Una sensación desagradable como de explosión se extendió por el cráneo de Bud cuando el brazo robot le metió el nuevo modelo. Le recordó a Bud sus días de juventud, cuando, de vez en cuando, uno de sus compañeros de juegos le disparaba en la cabeza con una pistola de la brigada juvenil. Instantáneamente tuvo un ligero dolor de cabeza.
—Está cargada con cien cartuchos de fogueo —dijo el propietario—, para que pueda probar el iurevo. Tan pronto como se sienta cómodo con ella la cargaré de verdad. —Unió la piel de la frente de Bud para que cicatrizara de forma invisible. Por un extra, el tipo dejaría una cicatriz en la zona para que todos supiesen lo que llevaba, pero Bud había oído que a algunas chicas no les gustaba. Las relaciones de Bud con el sexo femenino se regían por un conjunto de impulsos primarios, oscuras suposiciones, teorías confusas, fragmentos de conversaciones oídas al azar, malos consejos apenas recordados, y fragmentos de anécdotas sin duda exageradas que a efectos prácticos eran supersticiones. En ese caso, le indicaban que no debía pedir la cicatriz.
Además, tenía una buena colección de Miras: gafas de sol no demasiado elegantes con cruces en las lentes del ojo dominante. Eran maravillosas para la puntería y también eran bastante conspicuas, por lo que todos sabían que no debían joder a un tío que llevaba Miras.
—Dé un giro —dijo el tipo, y dio la vuelta al sillón, un viejo y enorme sillón de barbero recubierto de plástico de colores, con lo que Bud acabó frente a un maniquí al otro extremo de la habitación. El maniquí no tenía ni cara ni pelo y estaba cubierto de pequeñas marcas de quemaduras, al igual que la pared tras él.
—Estado —dijo Bud, y sintió que la pistola zumbaba ligeramente en respuesta.

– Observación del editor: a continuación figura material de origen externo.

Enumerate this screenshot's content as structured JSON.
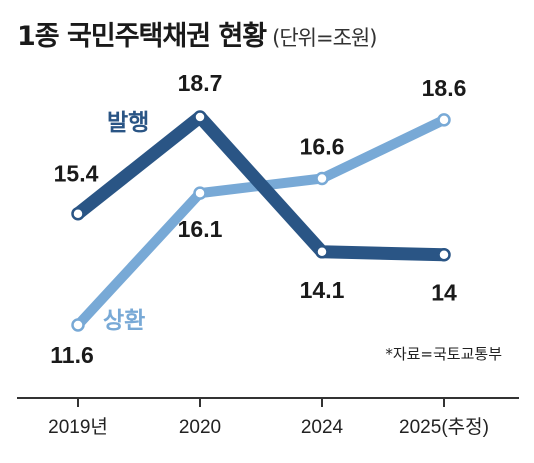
{
  "header": {
    "title": "1종 국민주택채권 현황",
    "unit": "(단위=조원)"
  },
  "source": "*자료=국토교통부",
  "colors": {
    "issuance": "#2a5585",
    "redemption": "#78a9d6",
    "axis": "#333333"
  },
  "chart_data": {
    "type": "line",
    "title": "1종 국민주택채권 현황",
    "unit": "조원",
    "categories": [
      "2019년",
      "2020",
      "2024",
      "2025(추정)"
    ],
    "series": [
      {
        "name": "발행",
        "values": [
          15.4,
          18.7,
          14.1,
          14.0
        ],
        "labels": [
          "15.4",
          "18.7",
          "14.1",
          "14"
        ]
      },
      {
        "name": "상환",
        "values": [
          11.6,
          16.1,
          16.6,
          18.6
        ],
        "labels": [
          "11.6",
          "16.1",
          "16.6",
          "18.6"
        ]
      }
    ],
    "grid": false,
    "legend": "inline"
  }
}
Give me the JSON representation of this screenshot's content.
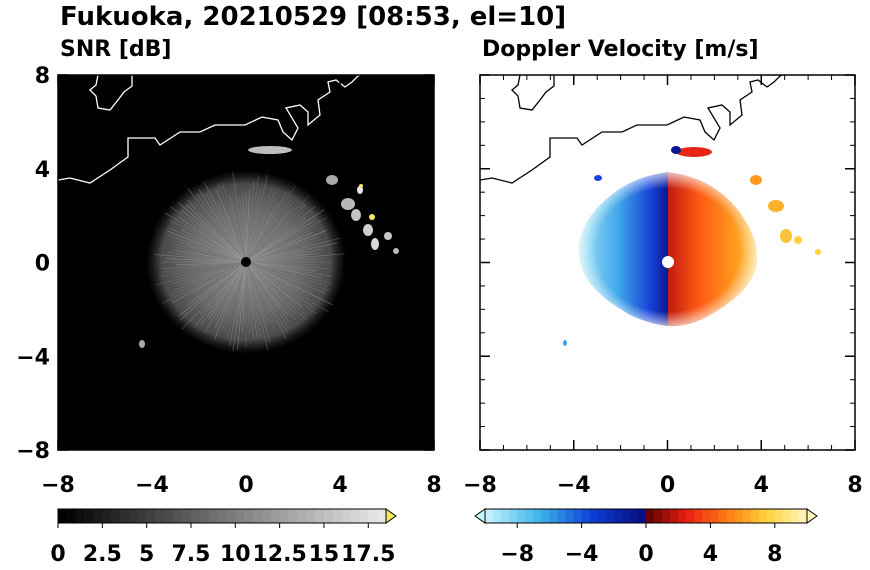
{
  "figure": {
    "title": "Fukuoka, 20210529 [08:53, el=10]"
  },
  "panels": [
    {
      "id": "snr",
      "title": "SNR [dB]",
      "background": "#000000",
      "coast_color": "#ffffff"
    },
    {
      "id": "doppler",
      "title": "Doppler Velocity [m/s]",
      "background": "#ffffff",
      "coast_color": "#000000"
    }
  ],
  "chart_data": [
    {
      "type": "heatmap",
      "title": "SNR [dB]",
      "x_range": [
        -8,
        8
      ],
      "y_range": [
        -8,
        8
      ],
      "x_ticks": [
        "−8",
        "−4",
        "0",
        "4",
        "8"
      ],
      "y_ticks": [
        "8",
        "4",
        "0",
        "−4",
        "−8"
      ],
      "radar_site": [
        0,
        0
      ],
      "echo_region_radius_km": 4.2,
      "colorbar": {
        "min": 0,
        "max": 18.5,
        "step": 0.5,
        "extend": "max",
        "tick_labels": [
          "0",
          "2.5",
          "5",
          "7.5",
          "10",
          "12.5",
          "15",
          "17.5"
        ],
        "tick_values": [
          0,
          2.5,
          5,
          7.5,
          10,
          12.5,
          15,
          17.5
        ],
        "low_color": "#000000",
        "high_color": "#e8e8e8",
        "extend_color": "#f5e663"
      }
    },
    {
      "type": "heatmap",
      "title": "Doppler Velocity [m/s]",
      "x_range": [
        -8,
        8
      ],
      "y_range": [
        -8,
        8
      ],
      "x_ticks": [
        "−8",
        "−4",
        "0",
        "4",
        "8"
      ],
      "y_ticks": [],
      "radar_site": [
        0,
        0
      ],
      "echo_region_radius_km": 4.2,
      "colorbar": {
        "min": -10,
        "max": 10,
        "step": 0.5,
        "extend": "both",
        "tick_labels": [
          "−8",
          "−4",
          "0",
          "4",
          "8"
        ],
        "tick_values": [
          -8,
          -4,
          0,
          4,
          8
        ],
        "negative_colors": [
          "#c8f4fb",
          "#3fb6ea",
          "#0a3fd6",
          "#080a7a"
        ],
        "positive_colors": [
          "#5a0000",
          "#e81e12",
          "#ff7a12",
          "#ffd23c",
          "#fff7c0"
        ]
      }
    }
  ]
}
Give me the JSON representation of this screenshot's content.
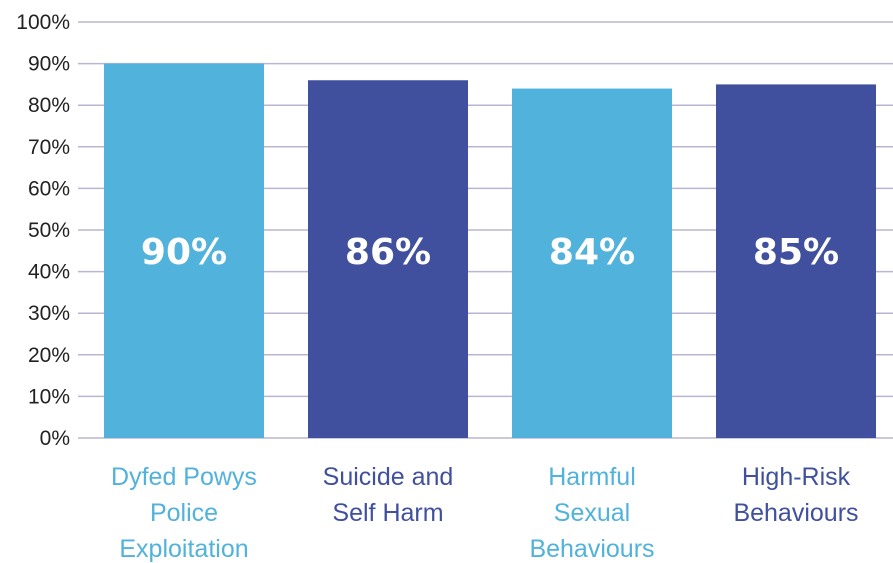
{
  "chart_data": {
    "type": "bar",
    "categories": [
      [
        "Dyfed Powys",
        "Police",
        "Exploitation"
      ],
      [
        "Suicide and",
        "Self Harm"
      ],
      [
        "Harmful",
        "Sexual",
        "Behaviours"
      ],
      [
        "High-Risk",
        "Behaviours"
      ]
    ],
    "values": [
      90,
      86,
      84,
      85
    ],
    "value_labels": [
      "90%",
      "86%",
      "84%",
      "85%"
    ],
    "bar_colors": [
      "#51b2db",
      "#40509e",
      "#51b2db",
      "#40509e"
    ],
    "label_colors": [
      "#51b2db",
      "#40509e",
      "#51b2db",
      "#40509e"
    ],
    "ylim": [
      0,
      100
    ],
    "yticks": [
      0,
      10,
      20,
      30,
      40,
      50,
      60,
      70,
      80,
      90,
      100
    ],
    "ytick_labels": [
      "0%",
      "10%",
      "20%",
      "30%",
      "40%",
      "50%",
      "60%",
      "70%",
      "80%",
      "90%",
      "100%"
    ],
    "grid": true,
    "legend": "none",
    "title": "",
    "xlabel": "",
    "ylabel": ""
  }
}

—Listo —dijo, y recibió otro zumbido como respuesta. Puso la cara justo en dirección al maniquí.
—Dispara —dijo. Lo subvocalizó, sin mover los labios, pero la pistola lo oyó igualmente; sintió que el retroceso le empujaba la cabeza hacia atrás, y sonó un sorprendente «pop» en el maniquí, acompañado de un fogonazo de luz en la pared por encima de la cabeza. El dolor de cabeza de Bud se hizo más intenso, pero no prestó atención.
—La munición es más rápida, así que tendrá que acostumbrarse a apuntar un pelín más abajo —dijo el tipo. Así que Bud lo intentó de nuevo y esta vez acertó al maniquí en el cuello.

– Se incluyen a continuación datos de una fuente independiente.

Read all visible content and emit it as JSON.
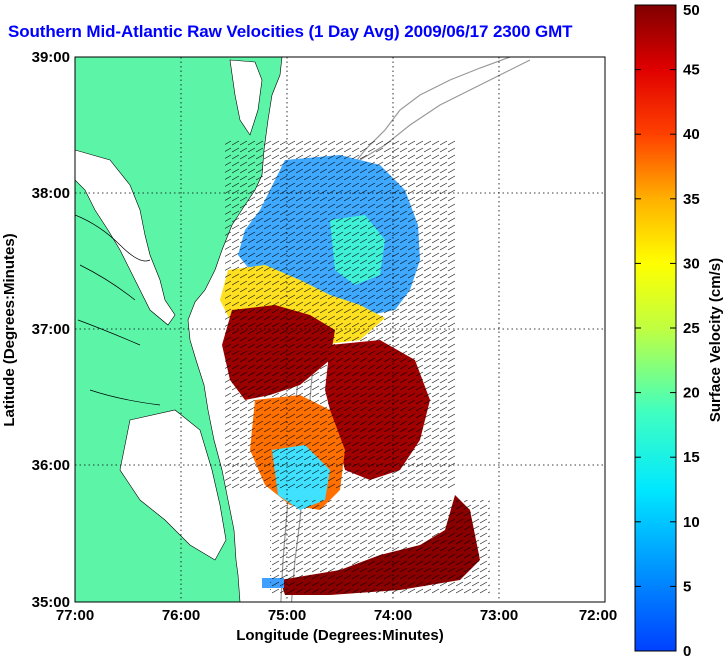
{
  "title": "Southern Mid-Atlantic Raw Velocities (1 Day Avg) 2009/06/17 2300 GMT",
  "map": {
    "xlabel": "Longitude (Degrees:Minutes)",
    "ylabel": "Latitude (Degrees:Minutes)",
    "x_ticks": [
      "77:00",
      "76:00",
      "75:00",
      "74:00",
      "73:00",
      "72:00"
    ],
    "y_ticks": [
      "39:00",
      "38:00",
      "37:00",
      "36:00",
      "35:00"
    ],
    "xlim": [
      -77,
      -72
    ],
    "ylim": [
      35,
      39
    ],
    "grid": "dotted",
    "land_color": "#5cf5a8",
    "water_color": "#ffffff"
  },
  "colorbar": {
    "label": "Surface Velocity (cm/s)",
    "ticks": [
      "0",
      "5",
      "10",
      "15",
      "20",
      "25",
      "30",
      "35",
      "40",
      "45",
      "50"
    ],
    "range": [
      0,
      50
    ],
    "colormap": "jet"
  }
}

—¡Gran tiro! Eso lo hubiese decapitado si estuviese usando Infernales —dijo el tipo—. Me parece que sabe lo que hace, pero también hay otras opciones. Y tres cargadores para que pueda llevar distintos tipos de munición.
—Lo sé —dijo Bud—, me he informado sobre esta cosa —luego le habló a la pistola—. Diez en dispersión media. —Luego volvió a decir «dispara». Su cabeza se echó aún más atrás, y se oyeron diez «pops» simultáneamente, en todo el cuerpo del maniquí y en la pared. La habitación se estaba llenando de humo, y empezaba a oler a plástico quemado.
—Puede lanzar hasta cien en dispersión —dijo el tipo—, pero el retroceso probablemente le rompería el cuello.
—Creo que ya le he cogido el truco —dijo Bud—, así que cárgueme. El primer cargador con Electroaturdidores. El segundo cargador con Incapacitadores. El tercero con Infernales. Y deme una puta aspirina.